May’s platform for the June 8 election marks a big shift away from the strongly pro-business, free-market policies of past Conservative governments. She said leaving the EU will build “stronger, fairer, more prosperous Britain” based on “a new contract between government and people.”
The Conservative election manifesto renews a promise to reduce net immigration to below 100,000, a vow the party has made and broken since 2010. The difference between the number of people moving to Britain and those leaving in the year to September 2016 was 273,000 and has not been below 100,000 in 20 years.
After Britain leaves the EU in 2019 the country will have more power to limit those moving to the country. But many economists say the target could prevent companies recruiting workers with essential skills.
Paul Johnson, director of think tank the Institute for Fiscal Studies, said sharply reducing immigration would be “an additional cost on employers and the economy” because it implied losing a source of productive labor.

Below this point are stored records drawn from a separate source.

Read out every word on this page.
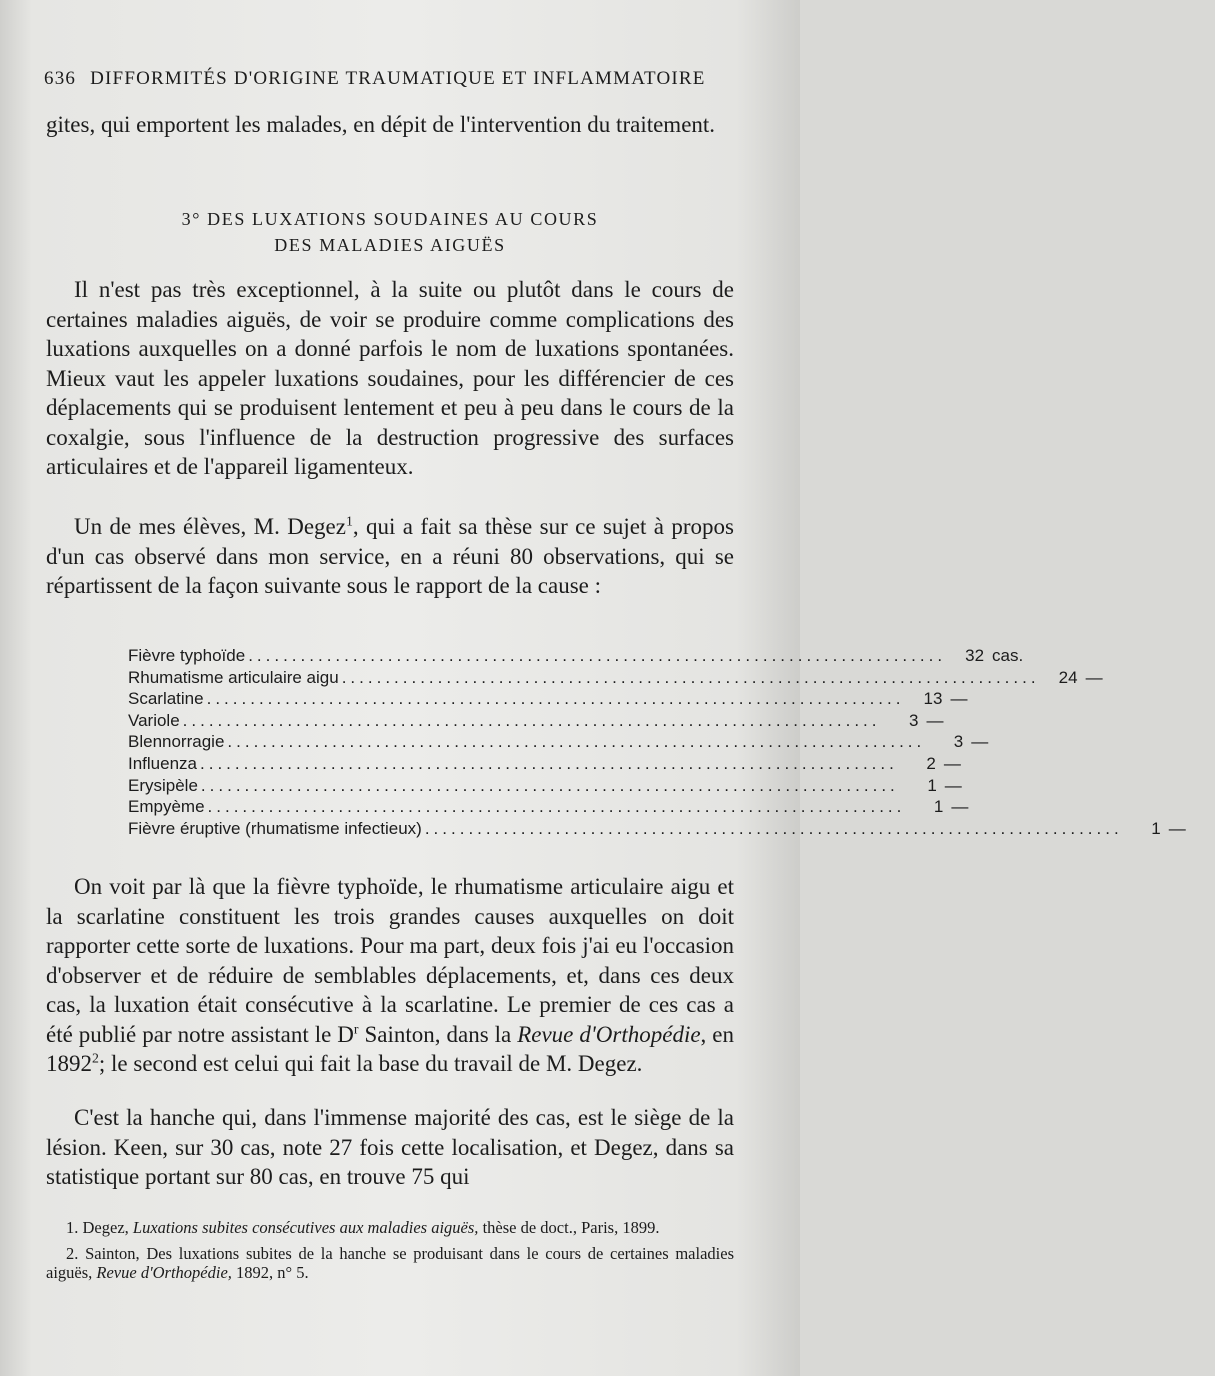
636 DIFFORMITÉS D'ORIGINE TRAUMATIQUE ET INFLAMMATOIRE
gites, qui emportent les malades, en dépit de l'intervention du traitement.
3° DES LUXATIONS SOUDAINES AU COURS
DES MALADIES AIGUËS
Il n'est pas très exceptionnel, à la suite ou plutôt dans le cours de certaines maladies aiguës, de voir se produire comme complications des luxations auxquelles on a donné parfois le nom de luxations spontanées. Mieux vaut les appeler luxations soudaines, pour les différencier de ces déplacements qui se produisent lentement et peu à peu dans le cours de la coxalgie, sous l'influence de la destruction progressive des surfaces articulaires et de l'appareil ligamenteux.
Un de mes élèves, M. Degez$^1$, qui a fait sa thèse sur ce sujet à propos d'un cas observé dans mon service, en a réuni 80 observations, qui se répartissent de la façon suivante sous le rapport de la cause :
Fièvre typhoïde ................................................................................	32 cas.
Rhumatisme articulaire aigu ................................................................................	24 —
Scarlatine ................................................................................	13 —
Variole ................................................................................	3 —
Blennorragie ................................................................................	3 —
Influenza ................................................................................	2 —
Erysipèle ................................................................................	1 —
Empyème ................................................................................	1 —
Fièvre éruptive (rhumatisme infectieux) ................................................................................	1 —
On voit par là que la fièvre typhoïde, le rhumatisme articulaire aigu et la scarlatine constituent les trois grandes causes auxquelles on doit rapporter cette sorte de luxations. Pour ma part, deux fois j'ai eu l'occasion d'observer et de réduire de semblables déplacements, et, dans ces deux cas, la luxation était consécutive à la scarlatine. Le premier de ces cas a été publié par notre assistant le $D^r$ Sainton, dans la Revue d'Orthopédie, en 1892$^2$; le second est celui qui fait la base du travail de M. Degez.
C'est la hanche qui, dans l'immense majorité des cas, est le siège de la lésion. Keen, sur 30 cas, note 27 fois cette localisation, et Degez, dans sa statistique portant sur 80 cas, en trouve 75 qui
1. Degez, Luxations subites consécutives aux maladies aiguës, thèse de doct., Paris, 1899.
2. Sainton, Des luxations subites de la hanche se produisant dans le cours de certaines maladies aiguës, Revue d'Orthopédie, 1892, n° 5.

The Tory platform also says Britain will enter Brexit “in a spirit of sincere cooperation” and will pay an exit bill based on “a fair settlement of the UK’s rights and obligations as a departing member state.”
May’s economic vision outlined in the manifesto she launched in Halifax, yesterday, is more reminiscent of the center-left Labor Party than to usual Conservative policies.
The platform signals that May is willing to let the state intervene in markets. There are promises to strengthen regulators and cap energy prices to ensure consumers aren’t ripped off by utility firms.
The manifesto also gives the government greater flexibility to raise and spend money.
It scraps a guarantee that state pensions will rise by at least 2.5 percent a year, and abandons David Cameron’s promise not to raise income tax. It also eases off on previous promises to eliminate the deficit, moving it a 2025 date.
There are promises to spend at least 8 billion pounds (US$10.4 billion) more on health care by 2022, put more money into education and tackle the cost of elderly care, which risks becoming a social and fiscal crisis as the population ages.
To do that, May said she will remove some financial protections for pensioners. A winter fuel payment will now only go to the poorest in future.
May is often compared to Britain’s only other female prime minister, Margaret Thatcher, whose pro-market policies that came to be dubbed “Thatcherism.”
May’s political philosophy appears to be different and rejected suggestions there is a vision that could be labeled “Mayism.”
“There is no Mayism,” she said. “There is good solid Conservatism.”